Power Estimation in Digital Circuits Using Implicit Enumeration Techniques




As power consumption becomes a major concern of integrated circuit and
system designers, the need for adequate methods to quantify and
predict power is growing significantly. However, the power dissipation
is generally considered to be more difficult to compute than the
estimation of other circuit parameters, like area and delay.

Existing approaches for power estimation can be divided into two
categories: simulation based methods and probabilistic methods.
Simulation based methods can model very accurately the spatial and
temporal correlations present at the input and internal signals, but
require the existence of a trace that accurately matches the
conditions of operation of the system. These methods can be very
inefficient if the trace is very long.
Probabilistic methods do not require the existence of a trace and can
be used to characterize circuits in a manner that is independent of
the inputs presented.

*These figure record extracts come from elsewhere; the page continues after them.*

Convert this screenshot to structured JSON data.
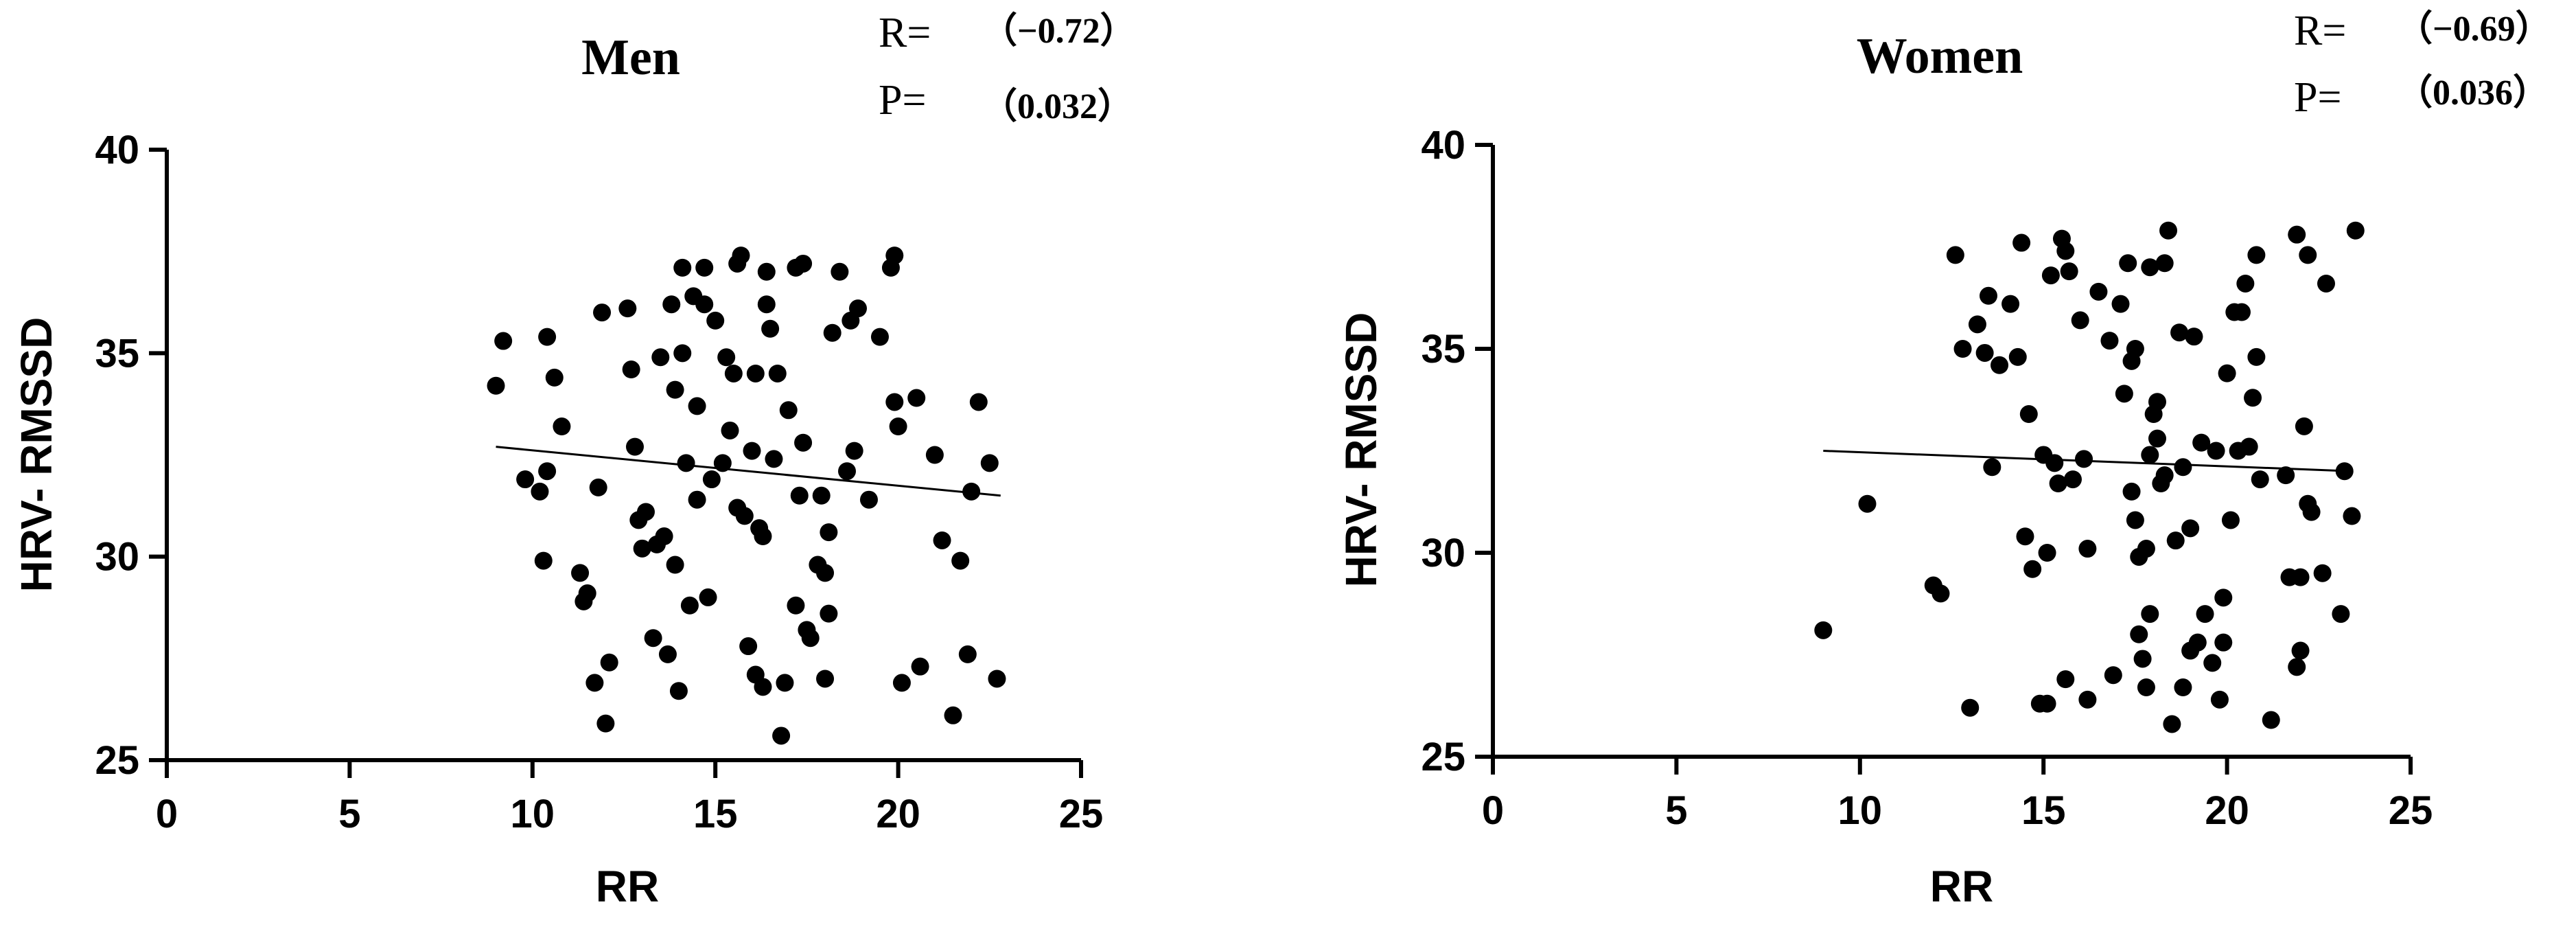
{
  "chart_data": [
    {
      "type": "scatter",
      "title": "Men",
      "xlabel": "RR",
      "ylabel": "HRV- RMSSD",
      "xlim": [
        0,
        25
      ],
      "ylim": [
        25,
        40
      ],
      "xticks": [
        "0",
        "5",
        "10",
        "15",
        "20",
        "25"
      ],
      "yticks": [
        "25",
        "30",
        "35",
        "40"
      ],
      "grid": false,
      "stats": {
        "r_label": "R=",
        "r_value": "（−0.72）",
        "p_label": "P=",
        "p_value": "（0.032）"
      },
      "trendline": [
        [
          9,
          32.7
        ],
        [
          22.8,
          31.5
        ]
      ],
      "points": [
        [
          9.0,
          34.2
        ],
        [
          9.2,
          35.3
        ],
        [
          9.8,
          31.9
        ],
        [
          10.2,
          31.6
        ],
        [
          10.3,
          29.9
        ],
        [
          10.4,
          35.4
        ],
        [
          10.6,
          34.4
        ],
        [
          10.8,
          33.2
        ],
        [
          10.4,
          32.1
        ],
        [
          11.3,
          29.6
        ],
        [
          11.4,
          28.9
        ],
        [
          11.5,
          29.1
        ],
        [
          11.7,
          26.9
        ],
        [
          11.8,
          31.7
        ],
        [
          11.9,
          36.0
        ],
        [
          12.0,
          25.9
        ],
        [
          12.1,
          27.4
        ],
        [
          12.6,
          36.1
        ],
        [
          12.7,
          34.6
        ],
        [
          12.8,
          32.7
        ],
        [
          12.9,
          30.9
        ],
        [
          13.0,
          30.2
        ],
        [
          13.1,
          31.1
        ],
        [
          13.3,
          28.0
        ],
        [
          13.4,
          30.3
        ],
        [
          13.5,
          34.9
        ],
        [
          13.6,
          30.5
        ],
        [
          13.7,
          27.6
        ],
        [
          13.8,
          36.2
        ],
        [
          13.9,
          34.1
        ],
        [
          14.0,
          26.7
        ],
        [
          14.1,
          35.0
        ],
        [
          14.2,
          32.3
        ],
        [
          13.9,
          29.8
        ],
        [
          14.1,
          37.1
        ],
        [
          14.3,
          28.8
        ],
        [
          14.4,
          36.4
        ],
        [
          14.5,
          33.7
        ],
        [
          14.5,
          31.4
        ],
        [
          14.7,
          37.1
        ],
        [
          14.7,
          36.2
        ],
        [
          14.8,
          29.0
        ],
        [
          14.9,
          31.9
        ],
        [
          15.0,
          35.8
        ],
        [
          15.2,
          32.3
        ],
        [
          15.3,
          34.9
        ],
        [
          15.4,
          33.1
        ],
        [
          15.5,
          34.5
        ],
        [
          15.6,
          37.2
        ],
        [
          15.6,
          31.2
        ],
        [
          15.7,
          37.4
        ],
        [
          15.8,
          31.0
        ],
        [
          15.9,
          27.8
        ],
        [
          16.0,
          32.6
        ],
        [
          16.1,
          27.1
        ],
        [
          16.1,
          34.5
        ],
        [
          16.2,
          30.7
        ],
        [
          16.3,
          30.5
        ],
        [
          16.3,
          26.8
        ],
        [
          16.4,
          37.0
        ],
        [
          16.4,
          36.2
        ],
        [
          16.5,
          35.6
        ],
        [
          16.6,
          32.4
        ],
        [
          16.7,
          34.5
        ],
        [
          16.8,
          25.6
        ],
        [
          16.9,
          26.9
        ],
        [
          17.0,
          33.6
        ],
        [
          17.2,
          37.1
        ],
        [
          17.2,
          28.8
        ],
        [
          17.3,
          31.5
        ],
        [
          17.4,
          37.2
        ],
        [
          17.4,
          32.8
        ],
        [
          17.5,
          28.2
        ],
        [
          17.6,
          28.0
        ],
        [
          17.8,
          29.8
        ],
        [
          17.9,
          31.5
        ],
        [
          18.0,
          29.6
        ],
        [
          18.0,
          27.0
        ],
        [
          18.1,
          30.6
        ],
        [
          18.1,
          28.6
        ],
        [
          18.2,
          35.5
        ],
        [
          18.4,
          37.0
        ],
        [
          18.6,
          32.1
        ],
        [
          18.7,
          35.8
        ],
        [
          18.8,
          32.6
        ],
        [
          18.9,
          36.1
        ],
        [
          19.2,
          31.4
        ],
        [
          19.5,
          35.4
        ],
        [
          19.8,
          37.1
        ],
        [
          19.9,
          33.8
        ],
        [
          19.9,
          37.4
        ],
        [
          20.0,
          33.2
        ],
        [
          20.1,
          26.9
        ],
        [
          20.5,
          33.9
        ],
        [
          20.6,
          27.3
        ],
        [
          21.0,
          32.5
        ],
        [
          21.2,
          30.4
        ],
        [
          21.5,
          26.1
        ],
        [
          21.7,
          29.9
        ],
        [
          21.9,
          27.6
        ],
        [
          22.0,
          31.6
        ],
        [
          22.2,
          33.8
        ],
        [
          22.5,
          32.3
        ],
        [
          22.7,
          27.0
        ]
      ]
    },
    {
      "type": "scatter",
      "title": "Women",
      "xlabel": "RR",
      "ylabel": "HRV- RMSSD",
      "xlim": [
        0,
        25
      ],
      "ylim": [
        25,
        40
      ],
      "xticks": [
        "0",
        "5",
        "10",
        "15",
        "20",
        "25"
      ],
      "yticks": [
        "25",
        "30",
        "35",
        "40"
      ],
      "grid": false,
      "stats": {
        "r_label": "R=",
        "r_value": "（−0.69）",
        "p_label": "P=",
        "p_value": "（0.036）"
      },
      "trendline": [
        [
          9,
          32.5
        ],
        [
          23.4,
          32.0
        ]
      ],
      "points": [
        [
          9.0,
          28.1
        ],
        [
          10.2,
          31.2
        ],
        [
          12.0,
          29.2
        ],
        [
          12.2,
          29.0
        ],
        [
          12.6,
          37.3
        ],
        [
          12.8,
          35.0
        ],
        [
          13.0,
          26.2
        ],
        [
          13.2,
          35.6
        ],
        [
          13.4,
          34.9
        ],
        [
          13.5,
          36.3
        ],
        [
          13.6,
          32.1
        ],
        [
          13.8,
          34.6
        ],
        [
          14.1,
          36.1
        ],
        [
          14.3,
          34.8
        ],
        [
          14.4,
          37.6
        ],
        [
          14.5,
          30.4
        ],
        [
          14.6,
          33.4
        ],
        [
          14.7,
          29.6
        ],
        [
          14.9,
          26.3
        ],
        [
          15.0,
          32.4
        ],
        [
          15.1,
          26.3
        ],
        [
          15.1,
          30.0
        ],
        [
          15.2,
          36.8
        ],
        [
          15.3,
          32.2
        ],
        [
          15.4,
          31.7
        ],
        [
          15.5,
          37.7
        ],
        [
          15.6,
          37.4
        ],
        [
          15.7,
          36.9
        ],
        [
          15.6,
          26.9
        ],
        [
          15.8,
          31.8
        ],
        [
          16.0,
          35.7
        ],
        [
          16.1,
          32.3
        ],
        [
          16.2,
          30.1
        ],
        [
          16.2,
          26.4
        ],
        [
          16.5,
          36.4
        ],
        [
          16.8,
          35.2
        ],
        [
          16.9,
          27.0
        ],
        [
          17.1,
          36.1
        ],
        [
          17.2,
          33.9
        ],
        [
          17.3,
          37.1
        ],
        [
          17.4,
          34.7
        ],
        [
          17.4,
          31.5
        ],
        [
          17.5,
          35.0
        ],
        [
          17.5,
          30.8
        ],
        [
          17.6,
          29.9
        ],
        [
          17.6,
          28.0
        ],
        [
          17.7,
          27.4
        ],
        [
          17.8,
          30.1
        ],
        [
          17.8,
          26.7
        ],
        [
          17.9,
          37.0
        ],
        [
          17.9,
          28.5
        ],
        [
          17.9,
          32.4
        ],
        [
          18.0,
          33.4
        ],
        [
          18.1,
          33.7
        ],
        [
          18.1,
          32.8
        ],
        [
          18.2,
          31.7
        ],
        [
          18.3,
          37.1
        ],
        [
          18.3,
          31.9
        ],
        [
          18.4,
          37.9
        ],
        [
          18.5,
          25.8
        ],
        [
          18.6,
          30.3
        ],
        [
          18.7,
          35.4
        ],
        [
          18.8,
          26.7
        ],
        [
          18.8,
          32.1
        ],
        [
          19.0,
          27.6
        ],
        [
          19.0,
          30.6
        ],
        [
          19.1,
          35.3
        ],
        [
          19.2,
          27.8
        ],
        [
          19.3,
          32.7
        ],
        [
          19.4,
          28.5
        ],
        [
          19.6,
          27.3
        ],
        [
          19.7,
          32.5
        ],
        [
          19.8,
          26.4
        ],
        [
          19.9,
          28.9
        ],
        [
          19.9,
          27.8
        ],
        [
          20.0,
          34.4
        ],
        [
          20.1,
          30.8
        ],
        [
          20.2,
          35.9
        ],
        [
          20.3,
          32.5
        ],
        [
          20.4,
          35.9
        ],
        [
          20.5,
          36.6
        ],
        [
          20.6,
          32.6
        ],
        [
          20.7,
          33.8
        ],
        [
          20.8,
          34.8
        ],
        [
          20.8,
          37.3
        ],
        [
          20.9,
          31.8
        ],
        [
          21.2,
          25.9
        ],
        [
          21.6,
          31.9
        ],
        [
          21.7,
          29.4
        ],
        [
          21.9,
          37.8
        ],
        [
          21.9,
          27.2
        ],
        [
          22.0,
          29.4
        ],
        [
          22.0,
          27.6
        ],
        [
          22.1,
          33.1
        ],
        [
          22.2,
          37.3
        ],
        [
          22.2,
          31.2
        ],
        [
          22.3,
          31.0
        ],
        [
          22.6,
          29.5
        ],
        [
          22.7,
          36.6
        ],
        [
          23.1,
          28.5
        ],
        [
          23.2,
          32.0
        ],
        [
          23.4,
          30.9
        ],
        [
          23.5,
          37.9
        ]
      ]
    }
  ]
}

However, the most efficient approaches proposed
to date allow only for very simplified models of temporal and spatial
correlations, and, therefore, obtain estimates of limited accuracy.

In this thesis, we present a probabilistic power estimation method
that accurately computes the power dissipation for combinational and
sequential circuits at the logic level, taking into account all
signal correlations for zero, unit and generic
delay models.

Circuits are implicitly
characterized in a way that is independent of a specific input trace. The
input correlation modeling proposed is based on the definition of a
set of functions that, in a simple but flexible way,
describe the input signal statistics. In this method all functions
are manipulated using a binary decision diagram based representation.

The power estimates are obtained computing the switching activity by
implicitly enumerating the number of
transitions for each node of the circuit.